The investors range from “rich south enders” to “just people who wanted to put $50 or $100 in,” says Schwartz, including, for disclosure’s sake, some Coast staff. That money in hand, the federal, provincial and city governments contributed an additional $5 million to make the market a reality.

Problem was, “everybody did a little less due diligence than they should have,” says Schwartz,. Especially problematic was the idea the market could turn a profit immediately. “It was unrealistic to think that a three-hour farmers’ market could immediately turn into a seven-day-a-week operation,” says Schwartz,.

With lacklustre revenues, the market fell behind on its operational costs.

Last fall, a consultant was hired to study the market and recommend changes, and Schwartz, is confident those changes will result in the market turning a profit “in five or 10 years.” But to deal with the immediate financial crisis, this week the vendors’ co-operative is turning over the lease of the facility, back to the port, which will become the direct landlord for each vendor.

However, says Schwartz,, his group was never brought into the conversation. Until this week, he’s had no communication with the port, and he’s dissatisfied with the response he’s gotten this week.

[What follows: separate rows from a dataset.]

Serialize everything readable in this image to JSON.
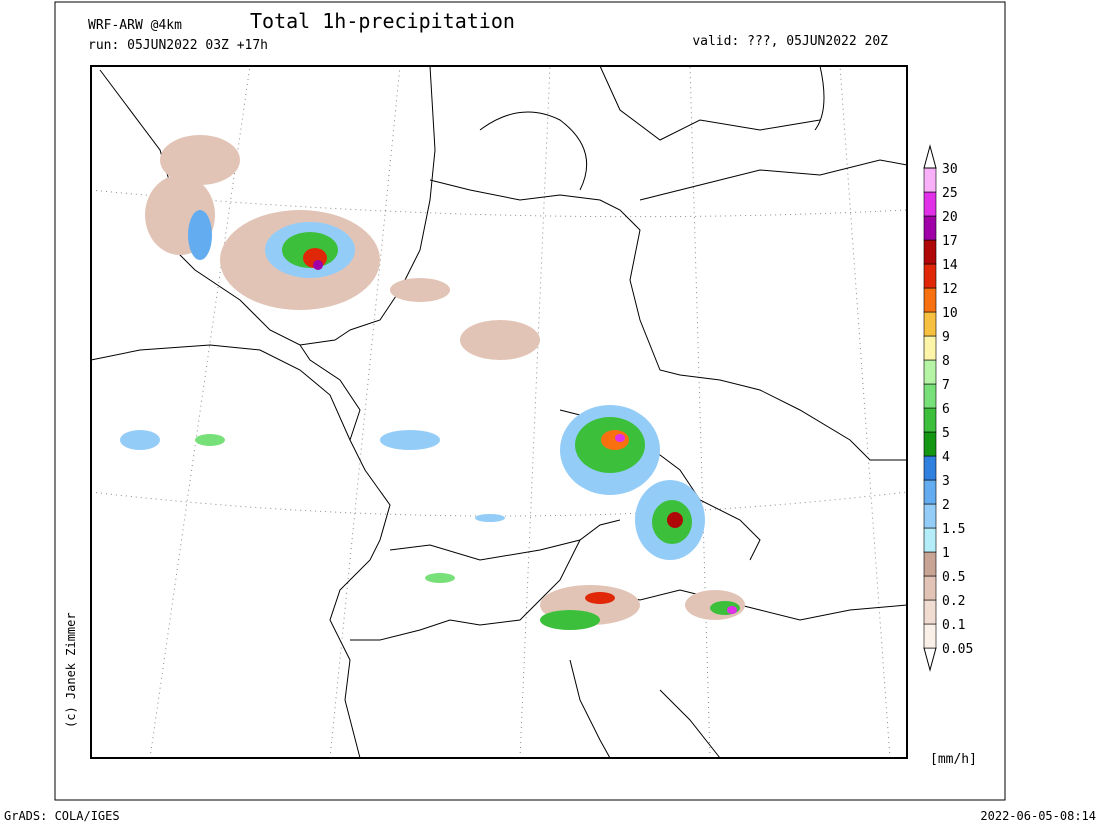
{
  "header": {
    "model": "WRF-ARW @4km",
    "title": "Total 1h-precipitation",
    "run": "run: 05JUN2022 03Z +17h",
    "valid": "valid: ???, 05JUN2022 20Z"
  },
  "copyright": "(c) Janek Zimmer",
  "colorbar": {
    "unit": "[mm/h]",
    "labels": [
      "0.05",
      "0.1",
      "0.2",
      "0.5",
      "1",
      "1.5",
      "2",
      "3",
      "4",
      "5",
      "6",
      "7",
      "8",
      "9",
      "10",
      "12",
      "14",
      "17",
      "20",
      "25",
      "30"
    ],
    "colors": [
      "#ffffff",
      "#fbf0e8",
      "#f0dcd0",
      "#e2c4b6",
      "#c8a494",
      "#b4ecf8",
      "#94ccf8",
      "#64acf0",
      "#3080e0",
      "#149814",
      "#3cc03c",
      "#78e078",
      "#b4f4a4",
      "#fcf4a8",
      "#f8c040",
      "#f87010",
      "#e02808",
      "#b00808",
      "#a000a8",
      "#e030e8",
      "#f8b0f8",
      "#ffffff"
    ]
  },
  "footer": {
    "software": "GrADS: COLA/IGES",
    "timestamp": "2022-06-05-08:14"
  }
}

“Basically, they’re saying we’re toast,” he says. Schwartz, plans to address the investors in a meeting called for Wednesday evening, after The Coast goes to print. Asked to comment on the port, Swartz is diplomatic. “They’re not the bad guys here,” he begins. But later he suggest the port is living up to its obligations. “They’re meeting the legal standard, which is the minimum,” he says. “But there are moral and ethical standards that are higher than the legal standards. We’re part owners. Why are you freezing us out? You have our money.”

Still, no matter what happens to the investors’ money, Schwartz, is enthusiastic about the market: “I go there every Sunday.”